Los azúcares generalmente se conocen como unidades de almacenamiento de energía en las plantas y los insectos se alimentan de ellos. Pero, azúcares también pueden ser parte de un juego mortal entre la planta y los insectos de acuerdo con los científicos del Instituto Max Planck.

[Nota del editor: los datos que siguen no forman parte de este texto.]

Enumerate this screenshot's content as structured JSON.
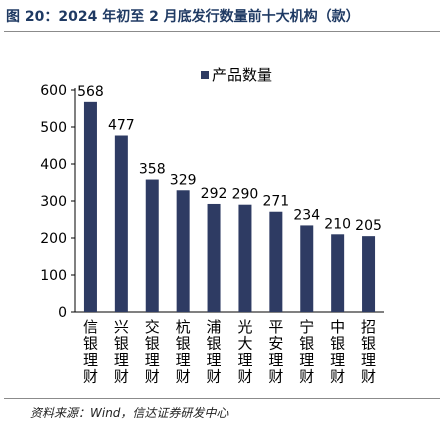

Los pastos y cultivos como el maíz unen los azúcares a las defensas químicas llamadas benzoxazinoides para protegerse de ser envenenado por sus propios agentes protectores. Entonces, cuando un insecto comienza a alimentarse, una enzima de la planta elimina el azúcar desplegando la toxina activa. 

 

Con la abundancia de maíz cultivadas en todo el mundo, no es sorprendente que el cultivo tiene muchas plagas de insectos, incluyendo las larvas del género Spodoptera . En Norteamérica y Sudamérica, el gusano cogollero Spodoptera frugiperda  es una plaga del maíz causando daños considerables. Al igual que todos los cereales y otros miembros de la familia de las gramíneas, las plantas de maíz se defienden con la química. Las hojas de las plantas jóvenes de maíz contienen grandes cantidades de una benzoxazinoid llamada (2 R ) -DIMBOA-glucósido. La planta también produce una enzima activa en las tripas que escinde  el DIMBOA-glucósido para liberar el azúcar. El DIMBOA libre formado como resultado hace que muchos insectos mueran o dejen de crecer, pero no el gusano cogollero.

 

Descubrieron porque la protección quimica de los cultivos no funciona contra las larvas Spodoptera

 

Un grupo de investigadores dirigidos por Daniel Giddings Vassão y Jonathan Gershenzon del Departamento de Bioquímica en el Instituto Max Planck para la Ecología Química en Jena, Alemania, han descubierto recientemente una estrategia desintoxicación antes desconocida en estos insectos plagas.

 

Las orugas del gusano cogollero y otras dos especies  Spodoptera  despliegan una enzima intestinal que cataliza la unión de un azúcar a la DIMBOA libre de tóxicos. El grupo azúcar se vuelve a unir en una orientación de imagen especular, de modo que la enzima de la planta no puede ser eliminada una segunda vez. Los científicos lo detectaron cuando analizaron los excrementos de la larva.

 

Espectrometría de masas moderna y altamente sensible y métodos nucleares de espectroscopia de resonancia magnética mostraron que la benzoxazinoid identificado en el excremento de las larvas ya no era idéntico a la sustancia que estaba en las hojas de la planta.

 

“Nos sorprendió que la diferencia entre el metabolito de insectos y el compuesto de la planta original era simplemente la configuración estereoquímica de un átomo. El cambio crucial, sin embargo, es el hecho de que el metabolito del insectos ya no reactiva a la enzima de la planta y la DIMBOA tóxico no se puede formar más. La elegancia de un mecanismo de este tipo se debe a su simplicidad, sin embargo,  si es posible que los insectos puedan ser envenenados “, dijo Felipe Wouters, que llevó a cabo los experimentos para su tesis doctoral en el instituto, que resume los resultados.

 

Al igual que su colega Daniel Giddings Vassão, Felipe Wouters de Brasil, donde el gusano cogollero causó grandes pérdidas en el rendimiento del maíz antes de la introducción del maíz Bt. Según un informe de Reuters este verano los agricultores brasileños se quejan de que el Bt no potege las plantas contra el gusano cogollero por mucho tiempo.

 

Los científicos del Instituto Max Planck ahora quieren identificar las enzimas y los genes de codificación que son responsables del proceso de desintoxicación en el gusano cogollero. Ellos también quieren buscar enzimas equivalentes en especies relacionadas y compararlas. DIMBOA es sólo un miembro de la gran variedad de benzoxazinoides tóxicos que se encuentran en las gramíneas.

 

Si los investigadores pueden obtener una visión más completa de cómo benzoxazinoides se metabolizan en las plagas de insectos, pueden ser capaces de diseñar mejores estrategias para reducir el daño de plagas.